Menurut Steve (2007), keadilan organisasi adalah sejauh mana para pekerja
percaya bahwa mereka sedang memperlakukan adil. Bisa berhubungan dengan
seleksi, promosi penilaian kinerja, meningkatkan, manfaat, dll
Parker dan Kohlmeyer (2005), menjelaskan keadilan organisasional meliputi
persepsi anggota organisasi tentang kondisi keadilan yang mereka alami dalam
organisasi, secara khusus tentang rasa keadilan yang terkait dengan alokasi
penghargaan organisasi seperti gaji dan promosi. Rasa keadilan akan muncul ketika
otoritas organisasi konsisten dan tidak bias dalam pengambilan keputusan organisasi
terutama terkait dengan alokasi gaji dan promosi.

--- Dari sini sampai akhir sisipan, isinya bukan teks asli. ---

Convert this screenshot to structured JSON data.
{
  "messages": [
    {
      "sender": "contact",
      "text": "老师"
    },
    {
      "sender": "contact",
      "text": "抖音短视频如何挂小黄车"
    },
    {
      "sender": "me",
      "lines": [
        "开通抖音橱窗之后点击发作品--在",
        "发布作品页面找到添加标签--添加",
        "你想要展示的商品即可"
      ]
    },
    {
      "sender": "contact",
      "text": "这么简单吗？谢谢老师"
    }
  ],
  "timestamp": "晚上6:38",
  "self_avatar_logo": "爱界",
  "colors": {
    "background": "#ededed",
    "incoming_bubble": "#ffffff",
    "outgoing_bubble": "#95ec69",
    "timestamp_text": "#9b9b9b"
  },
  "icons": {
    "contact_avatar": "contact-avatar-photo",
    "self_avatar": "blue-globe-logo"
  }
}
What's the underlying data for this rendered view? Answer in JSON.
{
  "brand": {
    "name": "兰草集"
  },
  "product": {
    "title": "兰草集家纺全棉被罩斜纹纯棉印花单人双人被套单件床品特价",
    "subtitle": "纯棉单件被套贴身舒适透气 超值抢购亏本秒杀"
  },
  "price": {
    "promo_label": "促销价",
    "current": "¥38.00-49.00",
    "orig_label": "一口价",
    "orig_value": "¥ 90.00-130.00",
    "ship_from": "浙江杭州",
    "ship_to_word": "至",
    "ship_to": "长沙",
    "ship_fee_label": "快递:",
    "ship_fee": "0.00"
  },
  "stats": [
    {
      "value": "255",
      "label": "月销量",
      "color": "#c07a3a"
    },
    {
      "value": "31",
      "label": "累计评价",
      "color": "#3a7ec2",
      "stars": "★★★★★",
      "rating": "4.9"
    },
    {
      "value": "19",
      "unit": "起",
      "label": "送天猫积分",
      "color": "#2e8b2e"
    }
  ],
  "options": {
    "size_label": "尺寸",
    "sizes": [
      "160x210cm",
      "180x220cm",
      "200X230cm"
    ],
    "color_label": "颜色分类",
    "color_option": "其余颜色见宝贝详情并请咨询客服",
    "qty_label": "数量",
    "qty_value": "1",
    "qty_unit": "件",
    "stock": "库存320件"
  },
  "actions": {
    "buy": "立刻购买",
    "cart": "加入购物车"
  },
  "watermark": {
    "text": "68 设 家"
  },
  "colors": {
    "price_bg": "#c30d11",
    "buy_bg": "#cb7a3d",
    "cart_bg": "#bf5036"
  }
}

Aturan organisasi yang tidak
konsisten dan bias terhadap individu adalah suatu tindakan diskriminasi, sehingga
muncul rasa diskriminasi (perceived discrimination) oleh individu.
Jadi dapat disimpulkan bahwa Keadilan Organisasi merupakan di mana
adanya kesimbangan atas hasil kerja (gaji, bonus, perlakuan, persebaran informasi
atau adanya promosi jabatan) dengan kontribusi yang karyawan berikan kepada
organisasi, dan tentunya demi kepentingan organisasi.
  
16
2.1.2.2 Jenis-jenis keadilan organisasi
Menurut Griffin and Moorhead (2010), jenis-jenis keadilan organisasi
dibedakan ke dalam tiga bentuk, yaitu:
1)
Distributif Justice (keadilan distributif)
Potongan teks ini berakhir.